I have 4 Orion XS 1400 connected in parallel to two engines with alternators 185A each. All Orions are connected to Cerbo via VE.Direct and are governed by the BMS of the lithium battery bank. When the engines are running one Orion is not charging the battery for some reason. All other work OK. The picture is with the engines at idle. All 4 Orions share the same default settings. The one that is not charging otherwise works in the sense that I can connect to it via BT and the Cerbo sees it. Any idea why is this strange behaviour?
In the picture the first two lines are teh starter batteries’ shunts and the next four are the Orion XS’
Is that a wiring an issue? I see the #2 voltage is lower with no draw, vs. #1. Assuming #1 & #2 are a pair on an alternator. Or hitting a DVCC charge current limit?
Look on the VictronConnect app so you can see input and output voltages. Capture and post a screenshot.
The picture in Victron Connect is the same as on the Cerbo monitor. Input voltages are all perfectly aligned and output voltage of the second Orion is 0.3 lower systematically. I tried to lower the engine detection voltage by 0.4 but it didn’t solve the problem.
The first two are on the port engine alternator and the second two on starboard.
We are too far from the DVCC charge current limit. They are charging a battery bank of 6x5.5kw MG Energy lithium batteries. When underway the otehr three Orions go up to the limit of 50A while the problematic one stays at zero.
Another strange thing is that when I am connected to shore and the Orions receive current from the engine batteries chargers the second one works albeit at lower output. See picture below
Today I started the engines again and at idle the picture is different. Two Orions give almost full output and two do not start at all.
I don’t know what to think. Cabling issue, although it can never be rules out is highly unlikely. All Orions are connected at the same time with equal length brand new cables. VE.Direct seems to work as I can see them all on Cerbo, but somehow they do not work in sync.
Feedback from Cerbo is different than feedback you would get locally, when connected through bluetooth. You latest image is from local bluetooth connection. When trying to detect cabling issues, connecting locally through bluetooth is better, because you get the per-charger voltage values and not the adjusted system voltage value.
Check the bridge wire in the remote terminals are not loose or any other wiring connected to the remote terminals.
We haven’t connected anything on the remote terminals. I thought that the XS 1400 detects the engine start and the remote is optional.
Yes, but it comes with a bridge wire connected, if that has come loose it might be a problem.
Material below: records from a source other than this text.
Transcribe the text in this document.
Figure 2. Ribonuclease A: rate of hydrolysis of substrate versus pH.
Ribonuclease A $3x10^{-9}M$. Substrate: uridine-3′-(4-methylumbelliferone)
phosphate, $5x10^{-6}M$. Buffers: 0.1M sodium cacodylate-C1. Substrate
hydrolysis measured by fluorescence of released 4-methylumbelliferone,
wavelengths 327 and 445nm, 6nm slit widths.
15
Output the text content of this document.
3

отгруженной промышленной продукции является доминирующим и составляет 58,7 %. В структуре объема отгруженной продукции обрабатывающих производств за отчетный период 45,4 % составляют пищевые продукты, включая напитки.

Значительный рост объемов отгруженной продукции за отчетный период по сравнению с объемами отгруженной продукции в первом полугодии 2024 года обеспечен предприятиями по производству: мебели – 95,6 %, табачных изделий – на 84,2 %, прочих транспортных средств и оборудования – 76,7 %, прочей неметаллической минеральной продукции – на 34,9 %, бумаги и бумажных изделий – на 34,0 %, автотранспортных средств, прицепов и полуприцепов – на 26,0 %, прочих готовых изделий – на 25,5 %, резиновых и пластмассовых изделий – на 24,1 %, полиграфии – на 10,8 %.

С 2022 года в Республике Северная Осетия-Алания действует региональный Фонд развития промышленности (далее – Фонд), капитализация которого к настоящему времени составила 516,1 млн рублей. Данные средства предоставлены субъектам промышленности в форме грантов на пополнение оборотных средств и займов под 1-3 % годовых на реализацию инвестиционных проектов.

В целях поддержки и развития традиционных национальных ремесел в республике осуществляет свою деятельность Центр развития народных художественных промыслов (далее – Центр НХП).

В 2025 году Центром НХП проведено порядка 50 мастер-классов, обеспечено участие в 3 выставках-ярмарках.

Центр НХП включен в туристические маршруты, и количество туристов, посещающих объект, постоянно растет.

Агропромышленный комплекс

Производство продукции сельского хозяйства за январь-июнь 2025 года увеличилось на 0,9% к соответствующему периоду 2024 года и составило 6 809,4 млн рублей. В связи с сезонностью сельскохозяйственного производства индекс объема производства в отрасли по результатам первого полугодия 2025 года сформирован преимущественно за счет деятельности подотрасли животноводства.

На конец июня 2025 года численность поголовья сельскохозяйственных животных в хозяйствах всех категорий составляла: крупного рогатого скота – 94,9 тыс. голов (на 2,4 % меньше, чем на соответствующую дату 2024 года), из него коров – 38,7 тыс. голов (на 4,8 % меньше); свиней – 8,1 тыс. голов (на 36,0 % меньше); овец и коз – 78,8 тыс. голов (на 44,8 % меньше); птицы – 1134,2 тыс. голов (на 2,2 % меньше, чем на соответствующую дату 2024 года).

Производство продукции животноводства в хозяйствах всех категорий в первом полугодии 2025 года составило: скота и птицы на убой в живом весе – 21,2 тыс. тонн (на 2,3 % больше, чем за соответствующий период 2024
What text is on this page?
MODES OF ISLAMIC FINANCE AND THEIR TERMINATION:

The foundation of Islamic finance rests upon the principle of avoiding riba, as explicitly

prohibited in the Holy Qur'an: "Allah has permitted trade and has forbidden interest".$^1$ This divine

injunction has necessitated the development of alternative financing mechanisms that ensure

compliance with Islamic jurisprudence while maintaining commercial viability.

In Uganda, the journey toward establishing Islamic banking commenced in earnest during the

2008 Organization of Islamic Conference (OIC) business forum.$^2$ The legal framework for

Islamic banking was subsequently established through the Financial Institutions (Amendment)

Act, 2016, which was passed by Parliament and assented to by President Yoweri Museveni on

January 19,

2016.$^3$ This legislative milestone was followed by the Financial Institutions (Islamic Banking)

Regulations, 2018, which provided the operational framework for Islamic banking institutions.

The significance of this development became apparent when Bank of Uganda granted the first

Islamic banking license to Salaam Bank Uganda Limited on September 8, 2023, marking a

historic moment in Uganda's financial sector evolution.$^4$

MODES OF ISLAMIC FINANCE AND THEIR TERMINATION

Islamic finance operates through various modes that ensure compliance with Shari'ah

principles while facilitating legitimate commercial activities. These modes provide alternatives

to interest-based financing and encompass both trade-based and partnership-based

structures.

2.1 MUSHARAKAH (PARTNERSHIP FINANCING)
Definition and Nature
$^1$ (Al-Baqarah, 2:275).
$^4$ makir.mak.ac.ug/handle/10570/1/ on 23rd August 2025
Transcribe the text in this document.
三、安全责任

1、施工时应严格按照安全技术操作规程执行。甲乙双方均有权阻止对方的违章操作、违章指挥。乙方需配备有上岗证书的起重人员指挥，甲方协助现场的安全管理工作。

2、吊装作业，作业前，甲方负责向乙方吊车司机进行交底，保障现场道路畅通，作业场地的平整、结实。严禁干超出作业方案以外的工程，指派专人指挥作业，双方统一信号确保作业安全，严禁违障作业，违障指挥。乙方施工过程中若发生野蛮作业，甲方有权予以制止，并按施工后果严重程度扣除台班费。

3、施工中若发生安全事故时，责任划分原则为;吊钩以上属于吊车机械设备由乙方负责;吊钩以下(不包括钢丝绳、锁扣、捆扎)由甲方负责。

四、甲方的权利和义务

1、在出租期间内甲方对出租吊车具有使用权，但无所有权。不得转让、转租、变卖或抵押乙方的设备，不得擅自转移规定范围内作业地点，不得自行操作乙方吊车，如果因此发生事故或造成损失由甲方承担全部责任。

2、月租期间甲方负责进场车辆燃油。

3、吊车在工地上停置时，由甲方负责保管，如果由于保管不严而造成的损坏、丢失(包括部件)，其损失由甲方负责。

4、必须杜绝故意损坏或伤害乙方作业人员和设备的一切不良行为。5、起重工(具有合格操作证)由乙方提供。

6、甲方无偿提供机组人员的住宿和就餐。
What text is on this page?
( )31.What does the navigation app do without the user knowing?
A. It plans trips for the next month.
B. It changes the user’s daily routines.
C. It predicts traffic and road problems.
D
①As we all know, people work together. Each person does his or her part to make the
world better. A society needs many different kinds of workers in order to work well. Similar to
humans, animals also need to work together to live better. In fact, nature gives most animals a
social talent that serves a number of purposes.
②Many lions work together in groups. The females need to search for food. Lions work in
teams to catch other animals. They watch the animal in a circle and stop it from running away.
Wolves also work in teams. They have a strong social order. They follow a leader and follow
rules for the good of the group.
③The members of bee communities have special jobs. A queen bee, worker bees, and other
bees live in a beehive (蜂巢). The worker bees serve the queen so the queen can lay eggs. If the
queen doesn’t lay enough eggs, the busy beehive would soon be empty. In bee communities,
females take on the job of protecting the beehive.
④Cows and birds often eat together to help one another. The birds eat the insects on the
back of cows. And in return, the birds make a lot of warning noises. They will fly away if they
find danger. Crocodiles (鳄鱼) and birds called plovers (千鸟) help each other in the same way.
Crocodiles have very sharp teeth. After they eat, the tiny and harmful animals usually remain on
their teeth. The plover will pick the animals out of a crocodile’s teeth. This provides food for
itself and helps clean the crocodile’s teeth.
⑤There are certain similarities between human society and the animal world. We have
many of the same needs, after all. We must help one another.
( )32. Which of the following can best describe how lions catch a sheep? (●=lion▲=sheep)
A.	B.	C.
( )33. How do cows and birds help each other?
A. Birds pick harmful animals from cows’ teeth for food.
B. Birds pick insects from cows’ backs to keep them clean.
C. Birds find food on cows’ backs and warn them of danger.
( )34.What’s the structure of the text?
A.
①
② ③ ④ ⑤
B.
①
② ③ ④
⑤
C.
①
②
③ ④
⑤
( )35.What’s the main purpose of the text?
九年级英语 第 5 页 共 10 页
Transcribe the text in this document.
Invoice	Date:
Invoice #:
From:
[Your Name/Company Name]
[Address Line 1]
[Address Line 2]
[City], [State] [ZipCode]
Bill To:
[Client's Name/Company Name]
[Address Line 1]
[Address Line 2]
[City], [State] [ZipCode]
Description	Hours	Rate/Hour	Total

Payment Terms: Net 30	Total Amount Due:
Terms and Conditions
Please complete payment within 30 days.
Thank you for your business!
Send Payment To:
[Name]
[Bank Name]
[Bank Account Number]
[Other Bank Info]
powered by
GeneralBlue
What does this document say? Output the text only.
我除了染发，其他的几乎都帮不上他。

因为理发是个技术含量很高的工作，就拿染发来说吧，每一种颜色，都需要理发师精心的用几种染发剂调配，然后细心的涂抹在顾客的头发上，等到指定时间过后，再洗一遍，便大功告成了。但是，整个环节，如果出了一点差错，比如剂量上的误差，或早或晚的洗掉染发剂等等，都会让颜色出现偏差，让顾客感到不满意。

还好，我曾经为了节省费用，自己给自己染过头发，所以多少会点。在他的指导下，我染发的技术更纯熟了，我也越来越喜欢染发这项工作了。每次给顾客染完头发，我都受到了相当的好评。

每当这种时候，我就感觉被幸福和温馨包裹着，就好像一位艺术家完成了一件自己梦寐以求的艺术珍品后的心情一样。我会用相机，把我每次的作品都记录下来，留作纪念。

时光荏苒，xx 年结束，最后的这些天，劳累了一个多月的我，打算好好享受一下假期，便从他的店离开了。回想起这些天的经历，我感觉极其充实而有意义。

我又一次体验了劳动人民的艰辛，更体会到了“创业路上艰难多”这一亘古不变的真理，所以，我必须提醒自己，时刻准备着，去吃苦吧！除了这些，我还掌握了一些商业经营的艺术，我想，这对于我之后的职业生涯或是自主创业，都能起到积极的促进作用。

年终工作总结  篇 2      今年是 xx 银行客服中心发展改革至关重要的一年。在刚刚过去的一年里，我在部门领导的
People have had this before.
Indeed, I checked all the bridges, they are in place and tight.
The eratic behaviour is confusing. Can’t explain it and it is a critical component since this is the only way I have to charge the batteries while underway.
Yes but this picture tells me that all 4 have the same input voltage so I guess there is no cabling issue.
Why do 2 say “off” and 2 say “external control”? Can you get any more data about the status of each one?
That’s the question. Sometimes two of them stay off and not start charging, sometimes three of them start charging and one stays off. It is very bizarre.
It says external control because when they are charging they are controlled by the BMS of the service battery, this is normal I think. In the Cerbo settings I have selected the service battery BMS as the governing BMS for CVCC so they should all follow this BMS and not be confused by the smartshunts connected to the starter batteries which are also connected to teh Cerbo with VE.Direct.
In the settings I have selected “Regular Alternator 24v” and I have left the voltages at default. I imagine that a marine engine internally controled alternator is not “smart”
Sorry, should have been clearer – I know what “external control” means (it’s what my BMS-controlled Quattro says), what I was asking was why two (or one…) of them registered “off” – which is the $64k question, because they should all say “external control”. The fact that the number which do this varies is even more confusing – I know Orion XS are designed to be paralleled (and share current?) when under internal control, but can anyone confirm that this works under external control?
Maybe it’s just a previously unreported bug which will need a firmware update to fix it…
Play a bid with the DVCC settings. Maybe the voltage and shared current is not properly being fed to the XSs.
We reinstalled all 4 of them. Checked again all cabling and followed religiously the instructions i.e. remove the remote plug, connect the inputs, then setup via bluetooth all the devices then connect the output cables and then put back the remote plug. We also swaped positions of the first with the second.
The result you can see in the picture below with engines under some load.
They all seem to work now, but still the same one that was not starting at all before is now having lower output than the rest. I will send it back for replacement. Can’t think of anything else.I’d try a test of disabling engine running detection on them temporarily. It ramps the output down as the input voltage drops and I’ve had funny results with it on occasion.